The American encryption industry plans to make concessions in the stablecoin field in exchange for a key legislation "pass" permit.
The cryptocurrency company has proposed a new compromise solution in an attempt to save the controversial bill.
For weeks, cryptocurrency companies have been working hard to win the support of skeptical banks in order to salvage a comprehensive digital asset bill that could reshape a key part of the market. Now, these cryptocurrency companies are making new concessions in the controversial core area - stablecoins. According to sources, the new proposal includes giving community banks a greater role in the stablecoin system - for example, by holding reserves or issuing tokens through partnerships.
While not all cryptocurrency companies agree with these ideas, these gestures of goodwill indicate that they are doubling down on efforts to push through the market structure bill. The bill, which passed in the House of Representatives last year, has been progressing slowly due to various disagreements within the Senate.
One of the major points of contention is whether cryptocurrency exchanges like Coinbase Global should pay rewards to users holding stablecoins (a type of virtual asset designed to maintain the value of the US dollar). Banks believe that this arrangement could pose a potential threat to checking and savings accounts, as these accounts are where customers keep idle funds.
On Monday, the Trump administration held a meeting at the White House, bringing together cryptocurrency and banking trade groups, but negotiations ultimately failed to reach any agreement on how to resolve key points of contention.
Sources revealed that cryptocurrency companies recently proposed some possible compromises.
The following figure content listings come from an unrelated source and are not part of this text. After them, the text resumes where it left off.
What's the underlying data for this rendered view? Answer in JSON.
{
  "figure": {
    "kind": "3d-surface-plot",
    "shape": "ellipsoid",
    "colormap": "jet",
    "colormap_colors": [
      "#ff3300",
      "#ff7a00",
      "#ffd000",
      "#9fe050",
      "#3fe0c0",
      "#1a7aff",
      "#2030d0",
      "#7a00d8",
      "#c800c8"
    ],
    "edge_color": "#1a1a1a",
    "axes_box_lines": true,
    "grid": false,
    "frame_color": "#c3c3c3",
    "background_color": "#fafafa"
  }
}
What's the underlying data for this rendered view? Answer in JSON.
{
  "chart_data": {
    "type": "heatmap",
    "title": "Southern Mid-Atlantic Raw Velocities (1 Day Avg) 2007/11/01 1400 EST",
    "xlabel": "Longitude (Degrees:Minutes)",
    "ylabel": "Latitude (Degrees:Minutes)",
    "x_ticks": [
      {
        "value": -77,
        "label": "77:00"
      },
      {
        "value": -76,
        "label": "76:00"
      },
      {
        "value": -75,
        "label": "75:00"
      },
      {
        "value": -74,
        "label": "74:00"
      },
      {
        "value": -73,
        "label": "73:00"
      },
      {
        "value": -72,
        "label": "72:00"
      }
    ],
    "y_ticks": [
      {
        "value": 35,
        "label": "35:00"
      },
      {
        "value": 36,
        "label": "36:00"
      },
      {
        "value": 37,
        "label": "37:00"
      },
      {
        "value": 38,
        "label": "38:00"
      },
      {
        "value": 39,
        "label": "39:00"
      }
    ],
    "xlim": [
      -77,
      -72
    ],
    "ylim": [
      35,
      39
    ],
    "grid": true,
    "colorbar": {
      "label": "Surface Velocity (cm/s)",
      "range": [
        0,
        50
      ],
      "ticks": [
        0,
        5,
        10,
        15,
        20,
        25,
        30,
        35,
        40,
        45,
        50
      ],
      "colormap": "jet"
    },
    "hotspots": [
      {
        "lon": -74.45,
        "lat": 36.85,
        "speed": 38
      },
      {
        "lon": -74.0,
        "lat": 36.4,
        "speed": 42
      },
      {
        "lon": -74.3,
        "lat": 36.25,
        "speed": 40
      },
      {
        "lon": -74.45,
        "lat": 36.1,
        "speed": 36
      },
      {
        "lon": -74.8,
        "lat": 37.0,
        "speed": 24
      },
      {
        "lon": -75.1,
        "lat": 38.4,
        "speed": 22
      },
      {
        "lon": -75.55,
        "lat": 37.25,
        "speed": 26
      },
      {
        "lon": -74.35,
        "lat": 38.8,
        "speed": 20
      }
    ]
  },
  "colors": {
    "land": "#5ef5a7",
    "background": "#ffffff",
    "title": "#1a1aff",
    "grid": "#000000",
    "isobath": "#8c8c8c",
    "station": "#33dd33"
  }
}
Some sources say that these proposals include requiring stablecoin issuers to hold some of their reserves (funds supporting their virtual assets) in community banks. Another source said there was a proposal to streamline the process for community banks to issue their own stablecoins. They emphasized that both sides have not yet reached consensus on the solutions. It is currently unclear whether these proposals are sufficient to address banks' concerns about customer withdrawals.
Chairman of the Senate Banking Committee, Tim Scott, told the media on Wednesday that he still hopes both camps can find a balance. He said, "We can protect consumers and community banks, while also reducing prices, expanding market coverage through innovation and competition. Both sides are working to find compromise solutions to ensure that innovation stays in the United States."